RESENHA | Poesia-baleia

ANELITO DE OLIVEIRA - Os trabalhos de Guilherme Mansur, um dos raros poetas em atividade ainda dignos de nota, são sempre desconcertantes, tanto pelo que revelam quanto pelo que velam. Quando nos encontram (porque se dirigem a um encontro com outrem pelo mundo), logo nos inquirem em muitas dimensões – cultural, ambiental, humana. Não é fácil, diante de criações tão sutilmente pensadas, formular uma resposta no mínimo razoável. Há um risco muito grande de, por excesso ou escassez, desviar do horizonte ultra-sensível que o poeta põe em relevo nos muitos suportes com que lida – instalação, cartão-postal, jornal, livro etc.
No final do ano passado, apareceu, produzido pela Gráfica Ouro Preto, “Bahia baleia”, um caderno de “haikais e deZENhos da caixa de cachalotes, movidos por um encontro com as baleias jubartes”, como se lê na abertura, na Ponta do Apaga Fogo, em Arraial d´Ajuda.

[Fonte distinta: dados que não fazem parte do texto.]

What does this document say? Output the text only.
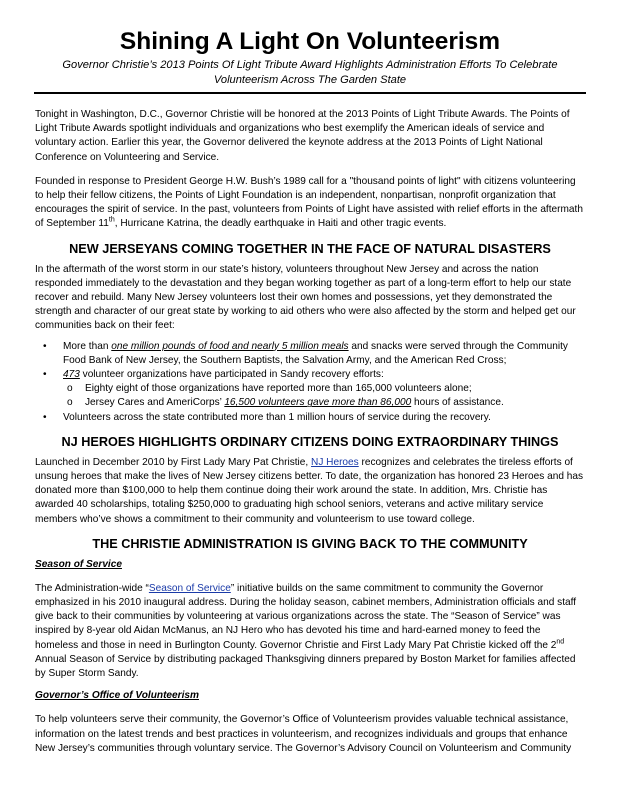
Shining A Light On Volunteerism
Governor Christie’s 2013 Points Of Light Tribute Award Highlights Administration Efforts To Celebrate
Volunteerism Across The Garden State

Tonight in Washington, D.C., Governor Christie will be honored at the 2013 Points of Light Tribute Awards. The Points of Light Tribute Awards spotlight individuals and organizations who best exemplify the American ideals of service and voluntary action. Earlier this year, the Governor delivered the keynote address at the 2013 Points of Light National Conference on Volunteering and Service.

Founded in response to President George H.W. Bush’s 1989 call for a "thousand points of light" with citizens volunteering to help their fellow citizens, the Points of Light Foundation is an independent, nonpartisan, nonprofit organization that encourages the spirit of service. In the past, volunteers from Points of Light have assisted with relief efforts in the aftermath of September 11th, Hurricane Katrina, the deadly earthquake in Haiti and other tragic events.

NEW JERSEYANS COMING TOGETHER IN THE FACE OF NATURAL DISASTERS

In the aftermath of the worst storm in our state’s history, volunteers throughout New Jersey and across the nation responded immediately to the devastation and they began working together as part of a long-term effort to help our state recover and rebuild. Many New Jersey volunteers lost their own homes and possessions, yet they demonstrated the strength and character of our great state by working to aid others who were also affected by the storm and helped get our communities back on their feet:

• More than one million pounds of food and nearly 5 million meals and snacks were served through the Community Food Bank of New Jersey, the Southern Baptists, the Salvation Army, and the American Red Cross;
• 473 volunteer organizations have participated in Sandy recovery efforts:
o Eighty eight of those organizations have reported more than 165,000 volunteers alone;
o Jersey Cares and AmeriCorps’ 16,500 volunteers gave more than 86,000 hours of assistance.
• Volunteers across the state contributed more than 1 million hours of service during the recovery.
NJ HEROES HIGHLIGHTS ORDINARY CITIZENS DOING EXTRAORDINARY THINGS

Launched in December 2010 by First Lady Mary Pat Christie, NJ Heroes recognizes and celebrates the tireless efforts of unsung heroes that make the lives of New Jersey citizens better. To date, the organization has honored 23 Heroes and has donated more than $100,000 to help them continue doing their work around the state. In addition, Mrs. Christie has awarded 40 scholarships, totaling $250,000 to graduating high school seniors, veterans and active military service members who’ve shows a commitment to their community and volunteerism to use toward college.

THE CHRISTIE ADMINISTRATION IS GIVING BACK TO THE COMMUNITY
Season of Service

The Administration-wide “Season of Service” initiative builds on the same commitment to community the Governor emphasized in his 2010 inaugural address. During the holiday season, cabinet members, Administration officials and staff give back to their communities by volunteering at various organizations across the state. The “Season of Service” was inspired by 8-year old Aidan McManus, an NJ Hero who has devoted his time and hard-earned money to feed the homeless and those in need in Burlington County. Governor Christie and First Lady Mary Pat Christie kicked off the 2nd Annual Season of Service by distributing packaged Thanksgiving dinners prepared by Boston Market for families affected by Super Storm Sandy.

Governor’s Office of Volunteerism

To help volunteers serve their community, the Governor’s Office of Volunteerism provides valuable technical assistance, information on the latest trends and best practices in volunteerism, and recognizes individuals and groups that enhance New Jersey’s communities through voluntary service. The Governor’s Advisory Council on Volunteerism and Community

Encontro insólito, que encontra (e isso é de grande importância) uma sintonia no produto livro, também insólito, como os demais de Mansur, construído de modo afim do artesanal, não como mera nostalgia da aura, mas como uma espécie de ultrapassamento dos lugares comuns da técnica, no caso, da técnica consagrada pelo mercado editorial.
Coisa para ver antes e para ler, nesta sequência, “Bahia baleia” se impõe pelo formato horizontal, pela economia de signos, pela tensão entre preto e branco, pela aspereza do papelão na capa, pelo peso do papel branco do miolo, enfim, pela sua consistência de objeto. Somados, esses elementos realçam a sobriedade de uma poética que, cultivada ao longo de mais de três décadas, encontra-se seguramente no seu ápice livresco, em termos de produtividade semântica no espaço-livro. No “corpo” dos haikais, o poeta inscreve seu desejo de fazer nas palavras, não com estas, algo além das palavras.
Alargado por traços estranhos, esse “corpo” dos textos acaba por figurar, a partir de uma perspectiva includente, a dimensão extramundana das baleias, seu “corpo” excessivo aos olhos cartesianos da humanidade moderna. Nesse trato do “material” baleia, para lembrar os formalistas russos, o “procedimento” animalizante de Mansur revela sua singularidade: não se trata apenas de falar de uma espécie em extinção, mas de fazer baleias nas palavras, de enunciar uma poesia-baleia. Nesse processo, no qual se conjugam a delicadeza do poeta e a densidade do artista gráfico, as palavras são a metade de uma arte, cuja outra metade é um silêncio crítico.
“Bahia baleia” não nos diz tudo, não é plenamente discursivo, apenas em função da brevidade que distingue a forma haikai, mas porque é produto de um poeta mallarméano, para quem o ideal continua sendo sugerir, um modo de preservar o objeto do dizer. O silêncio que ali se encontra é, portanto, de natureza estética, fundamentalmente, mas não só: no vestígio dessa natureza, uma outra se apresenta, que é aquela de ordem ética. Os haikais de Mansur estão investidos de uma indignação em face das agressões ambientais de um modo geral, e do extermínio de baleias, em especial. No fundo, essa indignação constitui, para o poeta aqui, um problema poético.
Este problema talvez possa ser formulado, em termos sintéticos, assim: como dizer o horrendo, a realidade, sem desdizer a beleza, o encantamento? Mansur escreve num haikai: “ondas da bahia/ uma baleia salta/ sambaleia”, e noutro: “esqueleto na areia/ ossos de canoa/ restos de baleia”. O encontro do poeta com seu tema é tão prazeroso quanto doloroso, e o silêncio acaba sendo uma saída para a contenção tanto da exaltação – previsível – do eu quanto da sua – compreensível – indignação. Disso decorre a criticidade desse silêncio, que, precisamente, a mancha, deformando as palavras, presentifica: presença monstruosa, violação tecnológica do mundo natural, contra a qual o poeta se coloca.
Com estas sutis meditações sobre a condição das baleias, Guilherme Mansur logra meditar, evidentemente, sobre a própria condição da poesia num mundo “shopping center”, movido a interesses mesquinhos. Rara como baleias, a poesia também é uma espécie em extinção, ameaçada exatamente por aqueles que querem ver utilidade em tudo, pelo fato de ser um inutensílio, como Leminski, a quem Mansur dedica seu “Bahia baleia”, gostava de dizer. Mas, na sua solidão, o poeta resiste: “escritos sobre baleia/ leia você ou não leia/ mar cheio de baleias”.

4 comentários:

  1. Anelito, em atividade, quem vc recomenda e que livros?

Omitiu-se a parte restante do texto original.